Две минуты назад я проврался. Батареи греют совсем не честно. Вспомнить хотя бы эти, в трамваях. Ведь они круглый год ледяные. Да-да, иногда невозможно сидеть около них — так палят! Но это только во время проверок. Дрожат люки и форточки, воздух травят неизвестным мне трамвайным газом, в трамвай заходит контролёр наземного транспорта. Его знают все и не любят все. Те люди, что предпочитают оплачивать проезд, его не любят тоже, поверьте. Это потому, что подлого человека любить сложно. Трамвайный контролёр — чистокровный подлец. Я не буду объяснять, почему, это вполне очевидно.

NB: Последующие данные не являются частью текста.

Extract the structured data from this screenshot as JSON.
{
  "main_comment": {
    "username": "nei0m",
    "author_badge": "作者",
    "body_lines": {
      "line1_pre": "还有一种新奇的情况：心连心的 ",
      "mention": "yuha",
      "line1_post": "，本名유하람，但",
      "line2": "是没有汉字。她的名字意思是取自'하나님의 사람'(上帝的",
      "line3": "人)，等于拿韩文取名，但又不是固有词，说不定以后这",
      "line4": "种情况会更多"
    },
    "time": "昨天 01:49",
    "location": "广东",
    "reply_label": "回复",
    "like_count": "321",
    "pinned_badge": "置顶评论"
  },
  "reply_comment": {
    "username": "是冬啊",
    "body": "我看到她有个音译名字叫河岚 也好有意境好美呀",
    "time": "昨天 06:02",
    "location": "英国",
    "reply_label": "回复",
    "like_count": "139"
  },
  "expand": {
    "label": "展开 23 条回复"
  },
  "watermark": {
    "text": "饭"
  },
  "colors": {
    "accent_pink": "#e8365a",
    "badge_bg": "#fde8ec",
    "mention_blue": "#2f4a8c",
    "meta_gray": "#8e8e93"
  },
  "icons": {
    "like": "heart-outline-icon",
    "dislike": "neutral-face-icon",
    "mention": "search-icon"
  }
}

Он забирается в трамвай, поправляет фуражку и достаёт удостоверение.
— Можно ваш путевой лист? — требую я.

Путевой лист есть, выписан на сегодняшний день, часы отмечены, ревизор имеет полное право штрафовать, а после усилия в виде предъявления документа по моей просьбе с сопутствующими ужимками и гримасами неудовольствия, будет штрафовать за всю Монтану.
— Проездного билета у меня нет. У меня уши замёрзли, а батарея, напротив, жарит — закачаешься, — умоляю я.
— Сто рублей, — мой собеседник бессердечен.

Иногда случается чему-то лопнуть в такой момент, а трамваю — остановиться. О трамвайная вонь, удушье! Двери растворяются, пассажиры, кашляя, выходят. Слабенькие бабушки остаются ждать продолжения путешествия, им некуда торопиться, и у них есть влажные марлевые повязки.

Выскальзываю из лап контролёра! Выхожу вон и дальше иду пешком.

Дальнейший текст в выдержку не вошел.